Il personaggio principale, interpretato da Toni Servillo, è un giornalista con aspirazioni di scrittore naufragate in un unico tentativo letterario di molti anni prima; a Roma diventa il protagonista della mondanità, perdendosi in un labirinto di umanità incompiute che anestetizzano la propria desolazione attraverso uno stile di vita senza pensiero e senza scopo.

Molti gli chiedono perché non ha più pubblicato romanzi e nel corso del film la risposta prende corpo: il tentativo di trovare la grande bellezza della vita, il significato più elevato dell’esperienza, è fallito nel vortice immobile di una società che divora ogni senso profondo temendo che da esso possa derivare un doloroso confronto con la vacuità dell’immagine.

Ciò che non convince de “La grande bellezza” è la ridondanza del contenuto, che si dipana in assenza di un’autentica trama e piuttosto affidandosi a una sequela talora estenuante di frammenti dal medesimo significato, riempiti da individui che replicano se stessi nel compimento di azioni patetiche, bizzarre, amorali.

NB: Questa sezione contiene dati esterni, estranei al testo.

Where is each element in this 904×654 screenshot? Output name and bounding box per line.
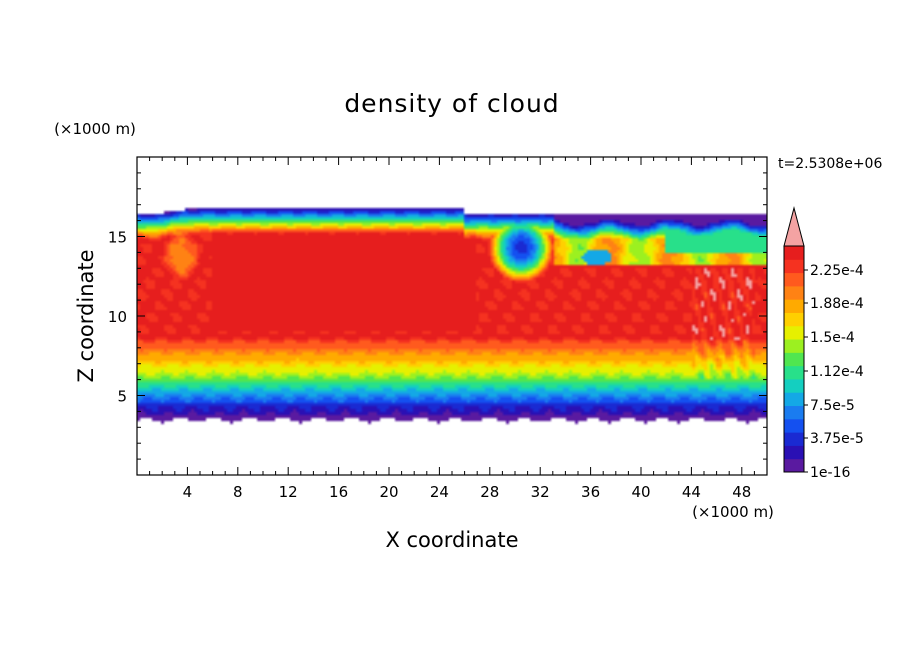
colorbar-label: 7.5e-5 xyxy=(810,398,855,414)
colorbar-swatch xyxy=(784,312,804,327)
x-tick-label: 8 xyxy=(233,483,243,501)
colorbar-swatch xyxy=(784,339,804,353)
colorbar-label: 1e-16 xyxy=(810,465,850,481)
x-tick-label: 40 xyxy=(631,483,650,501)
x-tick-label: 28 xyxy=(480,483,499,501)
colorbar-swatch xyxy=(784,246,804,260)
y-axis: 5 10 15 xyxy=(108,172,767,460)
colorbar-label: 1.12e-4 xyxy=(810,364,864,380)
time-label: t=2.5308e+06 xyxy=(778,156,882,172)
colorbar-swatch xyxy=(784,392,804,407)
x-tick-label: 24 xyxy=(430,483,449,501)
x-tick-label: 20 xyxy=(379,483,398,501)
colorbar-swatch xyxy=(784,299,804,313)
colorbar-swatch xyxy=(784,445,804,460)
x-tick-label: 36 xyxy=(581,483,600,501)
colorbar: 1e-16 3.75e-5 7.5e-5 1.12e-4 1.5e-4 1.88e-4 2.… xyxy=(783,206,864,481)
colorbar-label: 2.25e-4 xyxy=(810,263,864,279)
colorbar-label: 1.5e-4 xyxy=(810,330,855,346)
colorbar-swatch xyxy=(784,378,804,393)
x-axis-label: X coordinate xyxy=(385,528,518,552)
y-tick-label: 10 xyxy=(108,308,127,326)
x-unit-label: (×1000 m) xyxy=(692,503,774,521)
colorbar-label: 3.75e-5 xyxy=(810,431,864,447)
y-axis-label: Z coordinate xyxy=(74,249,98,382)
colorbar-swatch xyxy=(784,458,804,473)
density-field-image xyxy=(137,157,767,475)
colorbar-swatch xyxy=(784,352,804,367)
colorbar-extend-arrow xyxy=(783,206,805,247)
x-tick-label: 16 xyxy=(329,483,348,501)
density-field xyxy=(137,157,767,475)
colorbar-swatch xyxy=(784,325,804,340)
colorbar-swatch xyxy=(784,432,804,446)
colorbar-swatch xyxy=(784,365,804,380)
colorbar-swatch xyxy=(784,285,804,300)
x-tick-label: 12 xyxy=(279,483,298,501)
x-tick-label: 32 xyxy=(531,483,550,501)
y-unit-label: (×1000 m) xyxy=(54,120,136,138)
colorbar-label: 1.88e-4 xyxy=(810,296,864,312)
colorbar-swatch xyxy=(784,405,804,420)
y-tick-label: 15 xyxy=(108,229,127,247)
y-tick-label: 5 xyxy=(117,388,127,406)
colorbar-swatch xyxy=(784,259,804,274)
chart-title: density of cloud xyxy=(344,89,559,118)
x-tick-label: 4 xyxy=(183,483,193,501)
x-tick-label: 48 xyxy=(732,483,751,501)
colorbar-swatch xyxy=(784,418,804,433)
x-tick-label: 44 xyxy=(682,483,701,501)
colorbar-swatch xyxy=(784,272,804,287)
x-axis: 4 8 12 16 20 24 28 32 36 40 44 48 xyxy=(149,157,755,501)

Anche non considerando alcuni tonfi evidenti del racconto – le comparsate di Fanny Ardant e di Venditti sono ingiustificabili, l’incontro di Toni Servillo con una bambina che dovrebbe mettere a nudo gli impacci della sua superbia si risolve in uno scambio di battute senza un prima e un dopo narrativi – il film procede per didascalie, messaggi preconfezionati, la visita al mago truffatore, il prelato nel ristorante dei poteri corrotti, l’arresto del mafioso insospettabile accasato nell’alta finanza.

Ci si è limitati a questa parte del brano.